My son and I at the Asheville, NC Comic Con, 2012

I saw today that 4-day badges for the 2017 San Diego Comic-Con are selling for upwards of $900—once again, my dream of bumping into Nathan Fillion and realizing our soulmate potential is dashed. I’ll have to settle for poorly-recorded video of panel discussions posted to YouTube–until then, I’m revisiting some story collections to help me get my geek on.

Geektastic: Stories from the Nerd Herd (2009) treats you to 15 stories about Trekkies, fan fictioneers, perpetually auditioning theater nerds, and obsessive gamers by well-known YA authors like Scott Westerfeld, John Green, and Barry Lyga, interspersed with comics by artists Hope Larson and Bryan Lee O’Malley.
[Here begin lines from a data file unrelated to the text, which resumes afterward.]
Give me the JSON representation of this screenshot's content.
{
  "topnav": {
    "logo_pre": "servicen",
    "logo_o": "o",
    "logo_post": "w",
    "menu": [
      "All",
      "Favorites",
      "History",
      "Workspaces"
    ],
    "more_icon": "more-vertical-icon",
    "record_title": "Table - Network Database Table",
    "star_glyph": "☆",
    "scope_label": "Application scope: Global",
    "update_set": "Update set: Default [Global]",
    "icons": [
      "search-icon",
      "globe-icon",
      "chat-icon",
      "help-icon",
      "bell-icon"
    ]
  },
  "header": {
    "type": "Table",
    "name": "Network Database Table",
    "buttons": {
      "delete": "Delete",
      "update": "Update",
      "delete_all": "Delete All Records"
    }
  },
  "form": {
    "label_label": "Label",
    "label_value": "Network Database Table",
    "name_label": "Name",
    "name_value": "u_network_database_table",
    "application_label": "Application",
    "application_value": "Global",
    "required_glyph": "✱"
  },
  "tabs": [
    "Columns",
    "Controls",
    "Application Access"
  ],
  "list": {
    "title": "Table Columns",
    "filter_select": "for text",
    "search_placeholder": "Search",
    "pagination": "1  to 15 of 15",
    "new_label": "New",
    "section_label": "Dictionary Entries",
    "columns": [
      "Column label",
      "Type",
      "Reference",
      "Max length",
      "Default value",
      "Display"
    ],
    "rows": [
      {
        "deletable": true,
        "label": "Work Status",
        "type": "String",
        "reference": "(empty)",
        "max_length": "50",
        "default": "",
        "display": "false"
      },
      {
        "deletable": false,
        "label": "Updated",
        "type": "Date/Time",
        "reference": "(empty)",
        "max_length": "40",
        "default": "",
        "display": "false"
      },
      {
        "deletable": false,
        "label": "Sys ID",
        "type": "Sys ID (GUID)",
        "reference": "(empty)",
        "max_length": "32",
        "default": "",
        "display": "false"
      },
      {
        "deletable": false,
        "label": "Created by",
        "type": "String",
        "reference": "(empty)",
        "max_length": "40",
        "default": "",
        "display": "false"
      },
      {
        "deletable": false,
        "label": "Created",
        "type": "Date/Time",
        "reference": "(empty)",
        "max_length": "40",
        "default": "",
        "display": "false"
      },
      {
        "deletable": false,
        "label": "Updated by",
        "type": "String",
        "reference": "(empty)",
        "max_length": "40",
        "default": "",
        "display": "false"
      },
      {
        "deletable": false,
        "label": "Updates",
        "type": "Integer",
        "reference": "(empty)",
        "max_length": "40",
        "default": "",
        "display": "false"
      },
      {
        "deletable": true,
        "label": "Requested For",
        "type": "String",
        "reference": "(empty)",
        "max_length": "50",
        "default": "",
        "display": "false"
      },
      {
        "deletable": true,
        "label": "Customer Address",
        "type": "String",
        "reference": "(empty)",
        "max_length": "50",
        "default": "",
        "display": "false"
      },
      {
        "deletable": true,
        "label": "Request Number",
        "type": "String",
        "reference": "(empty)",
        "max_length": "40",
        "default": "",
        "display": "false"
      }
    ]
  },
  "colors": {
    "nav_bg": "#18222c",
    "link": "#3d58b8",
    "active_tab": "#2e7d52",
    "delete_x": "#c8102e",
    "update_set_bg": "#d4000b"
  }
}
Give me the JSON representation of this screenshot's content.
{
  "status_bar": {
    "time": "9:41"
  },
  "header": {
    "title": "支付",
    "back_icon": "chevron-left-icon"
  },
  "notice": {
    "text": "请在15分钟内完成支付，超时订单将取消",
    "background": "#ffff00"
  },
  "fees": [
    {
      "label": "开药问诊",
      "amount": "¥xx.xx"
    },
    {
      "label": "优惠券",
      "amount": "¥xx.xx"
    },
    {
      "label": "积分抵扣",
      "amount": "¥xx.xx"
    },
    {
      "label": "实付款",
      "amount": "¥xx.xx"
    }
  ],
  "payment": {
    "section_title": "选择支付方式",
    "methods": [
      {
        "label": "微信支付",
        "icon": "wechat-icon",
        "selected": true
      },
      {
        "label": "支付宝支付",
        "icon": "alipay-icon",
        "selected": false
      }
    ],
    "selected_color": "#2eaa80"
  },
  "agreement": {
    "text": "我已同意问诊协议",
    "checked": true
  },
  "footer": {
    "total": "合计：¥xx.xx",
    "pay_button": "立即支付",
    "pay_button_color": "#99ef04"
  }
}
This anthology is worth reading just for editors Holly Black and Cecil Castellucci’s meditation on the star-crossed love between Jedi and Klingon cosplayers (worlds colliding!), and David Levithan’s exploration of trivia team politics, “Quiz Bowl Antichrist”. Author Libba Bray comments on the flap, “Read these stories or I will set my Dalek to exterminate.” If that seems like jibberish, this collection’s probably not for you.

Black also co-edits (along with Australian author Justine Larbalestier) a collection of fiction for enthusiasts with a narrower focus: the excellently titled Zombies vs. Unicorns (2010). Which rules, which drools (possibly both, here)? Authors like Cassandra Clare, Garth Nix, and Alaya Dawn Johnson (whose story of of a gay hipster zombie crushing on a very live boy is a standout) weigh in.

And it’s not just for fanboys anymore. Aimed specifically at the ladies, The Secret Loves of Geek Girls (2016) explores how women navigate the world of dating and sex, especially as it relates to their particular obsessions. Editor Hope Nicholson ran a highly successful Kickstarter campaign to publish this book through her own small Winnepeg company, Bedside Press, in 2015. It was so well-received at cons and festivals that Black Horse Comics (Sin City, Hellboy) republished it last year for worldwide distribution. It’s a collage of stories, essays, and comics by artists such as Mariko Tamaki, Trina Robbins, and, in an amazing “get”, novelist/poet Margaret Atwood (she draws, too!).

Until such time as they relocate Comic-Con to North Carolina, I’ll have to content myself with Buffy reruns and these collections. But I’ll be waiting, Nathan.